Peu de temps passe et arrive sur scène Blick Bessy, artiste initialement prévu pour jouer aux Nuit du sud mais qui a malheureusement attrapé le covid… c’est donc au Thoronet que j’ai eu la chance de voir cet artiste de musique africaine très expérimentale, une magnifique découverte.
Spectacle terminé le groupe de fanfare local vient jouer dans le public afin de mettre l’ambiance et faire patienter, pendant que les techniciens installent la scène pour Gaël Faye.
Fanfare disparue Gaël Faye apparaît sur scène en chantant la chanson titre « Lundi Méchant » et directement je sens la
foule qui transpire la joie et la communion avec le rappeur. La soirée s’annonce bien.

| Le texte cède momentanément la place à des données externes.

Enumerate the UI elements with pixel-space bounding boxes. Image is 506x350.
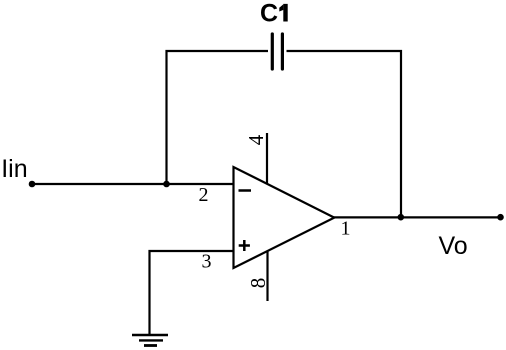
svg-text:1: 1 xyxy=(341,218,351,240)
svg-text:2: 2 xyxy=(199,184,209,206)
svg-text:3: 3 xyxy=(202,250,212,272)
svg-text:Vo: Vo xyxy=(439,232,468,260)
svg-text:C: C xyxy=(260,0,278,28)
svg-text:4: 4 xyxy=(244,134,268,145)
svg-text:Iin: Iin xyxy=(1,155,27,183)
svg-text:8: 8 xyxy=(246,278,270,289)
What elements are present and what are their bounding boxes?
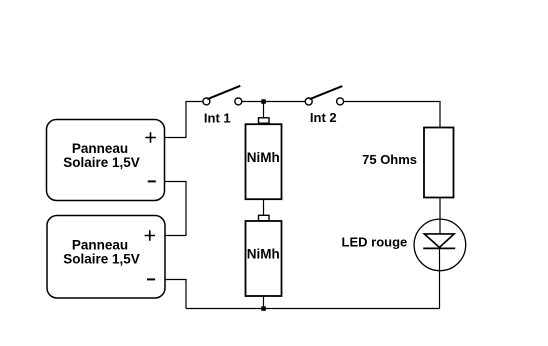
wire battery G2 to bottom rail: [263, 296, 265, 309]
wire LED D1 to bottom rail: [439, 248, 441, 308]
svg-text:Int 1: Int 1: [204, 110, 231, 125]
LED D1 anode triangle: [424, 234, 454, 248]
node junction bottom: [261, 306, 266, 311]
wire Int1 to Int2: [242, 101, 305, 103]
wire junction to battery G1: [263, 102, 265, 118]
svg-text:Solaire 1,5V: Solaire 1,5V: [63, 155, 140, 170]
wire bottom rail: [186, 308, 440, 310]
battery G2 terminal nub: [259, 215, 270, 220]
battery G2: [246, 221, 282, 296]
label Int 2: [310, 110, 337, 125]
plus sign panel B2: [145, 230, 156, 241]
label G1 NiMh: [247, 150, 280, 165]
plus sign panel B1: [145, 132, 156, 143]
label B2 "Panneau Solaire 1,5V": [63, 237, 140, 266]
svg-text:Int 2: Int 2: [310, 110, 337, 125]
svg-text:Solaire 1,5V: Solaire 1,5V: [63, 252, 140, 267]
minus sign panel B2: [147, 278, 155, 280]
wire battery G1 to battery G2: [263, 199, 265, 215]
svg-text:Panneau: Panneau: [72, 237, 128, 252]
resistor R1: [424, 128, 454, 198]
svg-text:Panneau: Panneau: [72, 141, 128, 156]
svg-text:NiMh: NiMh: [247, 150, 280, 165]
solar panel B2: [47, 216, 165, 299]
wire panel B1 + to switch Int1: [165, 102, 204, 138]
wire Int2 to resistor R1: [344, 102, 440, 128]
label R1 "75 Ohms": [362, 152, 417, 167]
wire panel B2 - to bottom rail: [165, 280, 186, 309]
LED D1 circle: [414, 219, 466, 271]
wire panel B1 - to panel B2 +: [165, 182, 187, 236]
svg-text:LED rouge: LED rouge: [342, 235, 408, 250]
LED D1 cathode bar: [423, 247, 455, 249]
label Int 1: [204, 110, 231, 125]
switch Int2: [305, 86, 343, 105]
node junction top: [261, 99, 266, 104]
wire resistor R1 to LED D1: [439, 198, 441, 234]
label G2 NiMh: [247, 247, 280, 262]
label B1 "Panneau Solaire 1,5V": [63, 141, 140, 170]
svg-text:75 Ohms: 75 Ohms: [362, 152, 417, 167]
svg-text:NiMh: NiMh: [247, 247, 280, 262]
battery G1: [246, 124, 282, 199]
solar panel B1: [47, 120, 165, 201]
battery G1 terminal nub: [259, 118, 270, 123]
switch Int1: [203, 86, 242, 105]
minus sign panel B1: [148, 180, 156, 182]
label D1 "LED rouge": [342, 235, 408, 250]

Les morceaux s’enchainent et le public est de plus en plus à fond, c’est assez dingue le talent qu’il a pour propager de la bonne humeur même avec des chansons pour la plupart tristes. Et la tristesse il sait en jouer malgré tout, je dois bien avouer avoir eu les larmes aux yeux lorsque il a joué « C’est Cool » ou encore « NYC » et ce mythique sample de C.R.E.A.M du Wu-Tang, joli hommage musical pour le hip-hop
New-Yorkais du début 90. Mais ce moment de spleen est vite passé avec l’enchaînement de « Histoire d’amour » et un micro qui passe dans le public pour faire chanter tout le monde. Au final c’est bien universel les histoires d’amour. Mais de toute l’énergie dégagée dans les morceaux. Je retiendrais plus que tout le morceau « Boomer » où pour l’occasion la scène du festival du Thoronet s’est transformée en dancefloor avec une vingtaine de personnes de la foule qui sont montés danser avec les musiciens, « Fais boumer les boomers ».
Gaël Faye à su nous faire voyager et rêver avec sa bonne humeur et son énergie, dommage que nous n’étions pas un Lundi, mais je
peux quand même affirmer que cette soirée était un vendredi méchant.